Thursday 28 March 2013

Why do the Phoenix Suns always get the less talented basketball brother?

The NBA has featured a fair number of contemporaneous brother players over its history, in large part because these young men have similar genetic codes and grew up in environments that caused them to take basketball and competition very seriously. As a recent ad campaign has taught us, it sometimes takes a separated-at-birth scenario to turn a great athlete's kin away from basketball and toward the high-flying world of insurance.

Given the roughly random dispersal of players via the NBA draft, it figures that brothers would not end up on the same team, and that's mostly been true. Yet one team, the Phoenix Suns, has employed many players with a brother somewhere else in the league. On top of that, they typically get the brother considered less valuable by the majority of scouts.

How does this happen over and over again? In Jeré Longman's New York Times profile of twins Markieff and Marcus Morris, now playing together on the Suns, former general manager Steve Kerr explained the phenomenon (via TBJ):

Since the 2008-9 season, the Suns’ bench has included an unusual number of players with brothers in the N.B.A., including Robin Lopez, a twin of the Nets’ All-Star Brook Lopez; Jarron Collins, a twin of Jason Collins of the Washington Wizards; Taylor Griffin, the older brother of the All-Star forward Blake Griffin of the Los Angeles Clippers; and Luke Zeller, the eldest of three basketball-playing brothers who include Tyler (Cleveland Cavaliers) and Cody (Indiana University). [...]

“If there was a strategy, we should have gone with the better brother each time instead of the worse brother,” Steve Kerr, a former Suns general manager, said with a laugh. “It’s just total coincidence. More than anything, it’s a sign of how good the Suns have been over the years. They were never in position to draft the more accomplished brother.”

Well, that makes some sense, especially considering the Suns were unable to select the superior brother in each case (except Markieff, who went one pick before Marcus in the 2011 draft). However, the article provides a detail that suggests Kerr is not being entirely honest:

Markieff seemed to lack hustle and concentration with the Suns, Angel Morris said of her older, by seven minutes, twin. And Markieff also seemed to grow despondent after Marcus, who played little in Houston, was demoted to the N.B.A.’s Development League.

“They said ’Kieff hit a rookie wall," Angel Morris said. “I don’t think it was a rookie wall. I just think that when they sent Marcus to the D-League, he was so depressed that ’Kieff felt the same depression.”
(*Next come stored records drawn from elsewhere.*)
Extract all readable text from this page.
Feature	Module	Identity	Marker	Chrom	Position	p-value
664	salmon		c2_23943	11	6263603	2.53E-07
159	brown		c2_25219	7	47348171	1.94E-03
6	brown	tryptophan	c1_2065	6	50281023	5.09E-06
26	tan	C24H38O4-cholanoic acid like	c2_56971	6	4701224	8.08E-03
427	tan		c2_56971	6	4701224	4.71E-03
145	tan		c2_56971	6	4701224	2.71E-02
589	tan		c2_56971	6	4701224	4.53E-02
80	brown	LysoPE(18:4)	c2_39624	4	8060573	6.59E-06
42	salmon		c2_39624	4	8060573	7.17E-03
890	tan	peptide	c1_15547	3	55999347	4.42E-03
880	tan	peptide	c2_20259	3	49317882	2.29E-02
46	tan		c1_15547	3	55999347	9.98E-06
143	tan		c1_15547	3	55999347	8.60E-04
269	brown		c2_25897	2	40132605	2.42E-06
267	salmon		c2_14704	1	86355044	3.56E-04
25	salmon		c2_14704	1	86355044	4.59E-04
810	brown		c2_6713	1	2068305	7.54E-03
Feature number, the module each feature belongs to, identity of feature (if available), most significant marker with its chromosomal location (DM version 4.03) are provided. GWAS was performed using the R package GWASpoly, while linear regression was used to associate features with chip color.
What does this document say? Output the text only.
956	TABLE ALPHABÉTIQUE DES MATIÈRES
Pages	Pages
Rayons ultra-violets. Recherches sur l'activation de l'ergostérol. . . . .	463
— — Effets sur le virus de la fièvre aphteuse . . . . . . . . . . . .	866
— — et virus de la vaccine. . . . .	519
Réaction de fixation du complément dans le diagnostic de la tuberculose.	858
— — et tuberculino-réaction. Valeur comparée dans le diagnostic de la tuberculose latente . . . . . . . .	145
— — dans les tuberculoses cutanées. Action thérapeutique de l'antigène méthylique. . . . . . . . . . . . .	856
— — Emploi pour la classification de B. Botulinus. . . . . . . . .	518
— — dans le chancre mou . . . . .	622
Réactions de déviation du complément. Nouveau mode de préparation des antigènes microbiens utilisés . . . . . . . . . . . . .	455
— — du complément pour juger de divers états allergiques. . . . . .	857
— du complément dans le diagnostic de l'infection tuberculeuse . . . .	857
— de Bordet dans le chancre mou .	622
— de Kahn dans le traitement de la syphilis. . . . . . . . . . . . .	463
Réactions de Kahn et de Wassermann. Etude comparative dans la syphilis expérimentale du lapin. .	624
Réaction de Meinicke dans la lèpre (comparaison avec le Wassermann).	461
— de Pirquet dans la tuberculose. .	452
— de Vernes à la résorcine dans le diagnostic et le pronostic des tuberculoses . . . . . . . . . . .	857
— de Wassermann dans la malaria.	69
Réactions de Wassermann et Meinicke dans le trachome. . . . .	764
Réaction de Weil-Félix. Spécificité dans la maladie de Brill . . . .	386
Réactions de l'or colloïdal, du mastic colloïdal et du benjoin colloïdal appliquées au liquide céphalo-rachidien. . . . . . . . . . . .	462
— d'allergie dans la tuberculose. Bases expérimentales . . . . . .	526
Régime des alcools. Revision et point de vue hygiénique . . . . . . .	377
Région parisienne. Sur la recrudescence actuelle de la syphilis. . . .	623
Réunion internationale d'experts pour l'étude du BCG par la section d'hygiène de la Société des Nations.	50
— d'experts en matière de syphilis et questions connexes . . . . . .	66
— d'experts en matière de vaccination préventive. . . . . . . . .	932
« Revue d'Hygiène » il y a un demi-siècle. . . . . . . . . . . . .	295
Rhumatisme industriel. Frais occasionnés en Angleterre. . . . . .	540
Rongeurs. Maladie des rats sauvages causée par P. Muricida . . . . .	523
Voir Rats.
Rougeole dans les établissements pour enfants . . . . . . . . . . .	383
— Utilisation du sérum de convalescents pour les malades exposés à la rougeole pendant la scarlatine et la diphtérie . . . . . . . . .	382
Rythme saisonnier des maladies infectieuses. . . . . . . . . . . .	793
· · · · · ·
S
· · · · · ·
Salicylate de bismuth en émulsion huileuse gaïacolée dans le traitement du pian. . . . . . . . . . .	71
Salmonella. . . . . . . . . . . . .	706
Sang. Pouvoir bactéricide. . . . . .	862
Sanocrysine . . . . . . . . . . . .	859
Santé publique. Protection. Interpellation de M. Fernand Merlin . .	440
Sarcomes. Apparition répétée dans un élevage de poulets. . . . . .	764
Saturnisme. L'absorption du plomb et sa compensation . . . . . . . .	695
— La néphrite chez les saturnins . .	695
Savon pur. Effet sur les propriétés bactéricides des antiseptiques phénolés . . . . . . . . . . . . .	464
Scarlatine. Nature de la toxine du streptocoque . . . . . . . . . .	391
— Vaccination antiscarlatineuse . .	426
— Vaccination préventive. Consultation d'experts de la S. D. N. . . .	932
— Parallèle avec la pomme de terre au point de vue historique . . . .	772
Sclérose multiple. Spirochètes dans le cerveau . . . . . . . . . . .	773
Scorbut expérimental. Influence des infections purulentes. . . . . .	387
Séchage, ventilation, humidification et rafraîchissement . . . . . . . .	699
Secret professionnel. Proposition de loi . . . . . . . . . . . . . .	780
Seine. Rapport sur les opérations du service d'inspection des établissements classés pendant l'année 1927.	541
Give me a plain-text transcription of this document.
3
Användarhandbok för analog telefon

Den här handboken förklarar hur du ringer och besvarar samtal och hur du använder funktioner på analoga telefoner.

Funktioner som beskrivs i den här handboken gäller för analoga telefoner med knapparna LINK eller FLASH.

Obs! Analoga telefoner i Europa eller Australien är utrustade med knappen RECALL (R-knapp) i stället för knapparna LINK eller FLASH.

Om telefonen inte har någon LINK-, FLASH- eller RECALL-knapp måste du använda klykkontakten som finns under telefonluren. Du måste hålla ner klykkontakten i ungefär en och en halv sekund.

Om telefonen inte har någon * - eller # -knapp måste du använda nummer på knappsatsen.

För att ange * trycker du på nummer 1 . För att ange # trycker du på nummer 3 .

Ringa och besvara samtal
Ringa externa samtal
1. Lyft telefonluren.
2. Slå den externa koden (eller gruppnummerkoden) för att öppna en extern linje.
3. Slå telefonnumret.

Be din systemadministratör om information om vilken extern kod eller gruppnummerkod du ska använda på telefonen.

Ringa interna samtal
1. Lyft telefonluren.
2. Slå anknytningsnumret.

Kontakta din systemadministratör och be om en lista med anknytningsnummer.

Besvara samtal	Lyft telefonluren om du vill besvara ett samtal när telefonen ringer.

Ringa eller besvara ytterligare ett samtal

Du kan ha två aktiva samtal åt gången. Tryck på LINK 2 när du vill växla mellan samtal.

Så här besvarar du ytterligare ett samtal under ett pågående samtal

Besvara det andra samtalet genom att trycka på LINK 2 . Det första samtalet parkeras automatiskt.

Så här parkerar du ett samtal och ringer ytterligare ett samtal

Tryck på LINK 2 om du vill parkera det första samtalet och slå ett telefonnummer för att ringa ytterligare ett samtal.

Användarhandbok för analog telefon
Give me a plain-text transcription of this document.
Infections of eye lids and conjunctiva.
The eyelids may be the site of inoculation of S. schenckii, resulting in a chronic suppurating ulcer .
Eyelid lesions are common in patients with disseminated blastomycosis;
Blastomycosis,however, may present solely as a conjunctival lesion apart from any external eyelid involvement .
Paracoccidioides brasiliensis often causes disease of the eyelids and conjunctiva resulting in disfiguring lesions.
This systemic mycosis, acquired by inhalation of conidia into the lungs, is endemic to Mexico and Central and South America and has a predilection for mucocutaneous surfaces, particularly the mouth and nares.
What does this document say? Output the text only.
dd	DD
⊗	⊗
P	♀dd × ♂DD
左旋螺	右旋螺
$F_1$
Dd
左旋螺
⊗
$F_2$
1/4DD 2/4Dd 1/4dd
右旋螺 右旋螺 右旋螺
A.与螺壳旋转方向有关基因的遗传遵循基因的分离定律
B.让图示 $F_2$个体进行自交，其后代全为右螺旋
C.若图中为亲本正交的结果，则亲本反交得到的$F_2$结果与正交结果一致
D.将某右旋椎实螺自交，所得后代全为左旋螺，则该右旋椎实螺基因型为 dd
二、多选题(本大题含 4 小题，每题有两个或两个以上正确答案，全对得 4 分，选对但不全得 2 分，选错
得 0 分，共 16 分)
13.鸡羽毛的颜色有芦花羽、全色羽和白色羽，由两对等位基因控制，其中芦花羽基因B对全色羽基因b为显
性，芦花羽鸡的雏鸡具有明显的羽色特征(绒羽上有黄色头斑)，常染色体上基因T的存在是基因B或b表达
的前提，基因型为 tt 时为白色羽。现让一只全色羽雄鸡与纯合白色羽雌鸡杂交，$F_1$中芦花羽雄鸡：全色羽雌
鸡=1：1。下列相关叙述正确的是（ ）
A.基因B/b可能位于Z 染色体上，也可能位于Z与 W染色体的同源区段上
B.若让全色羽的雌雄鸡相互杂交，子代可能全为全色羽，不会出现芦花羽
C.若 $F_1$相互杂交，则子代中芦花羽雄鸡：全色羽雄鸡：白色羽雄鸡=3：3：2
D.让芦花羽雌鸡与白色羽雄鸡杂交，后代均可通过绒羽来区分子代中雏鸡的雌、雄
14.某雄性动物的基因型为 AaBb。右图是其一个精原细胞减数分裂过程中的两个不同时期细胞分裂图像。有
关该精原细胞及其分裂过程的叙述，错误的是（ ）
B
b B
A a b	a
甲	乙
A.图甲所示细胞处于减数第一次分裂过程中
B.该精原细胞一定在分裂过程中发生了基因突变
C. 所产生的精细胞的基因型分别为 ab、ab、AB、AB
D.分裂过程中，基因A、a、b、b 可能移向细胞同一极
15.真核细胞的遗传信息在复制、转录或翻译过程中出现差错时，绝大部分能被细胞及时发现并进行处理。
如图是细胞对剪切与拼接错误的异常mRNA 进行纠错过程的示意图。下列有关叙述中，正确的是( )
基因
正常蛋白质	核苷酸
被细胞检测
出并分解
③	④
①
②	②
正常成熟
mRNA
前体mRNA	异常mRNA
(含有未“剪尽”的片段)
Marcus, she said, “didn’t want to be bothered, didn’t want to talk on the phone, was just in another world.”

Now the "coincidence" suddenly makes sense. By selecting the weaker brother, the Suns are banking on the fact that two players who have been together their entire lives will struggle without each other. Then, when the better brother finds trouble, he can be acquired more easily, with the added bonus that they will appear to be the most obvious destination on the market. Although this plan didn't work (or hasn't worked) with the Lopezes, Griffins, and Zellers, Phoenix's patience paid off with the Morris twins. What a steal!

Obviously this is a market inefficiency, and the Suns are smart to exploit it. While the 2013 NBA draft isn't considered a particularly good one, Phoenix has a chance to nab some top prospects down the line. Sure, we don't know a lot about Nerlens Noel's brother Stevie now, but just imagine the splash the Suns can make in 2016.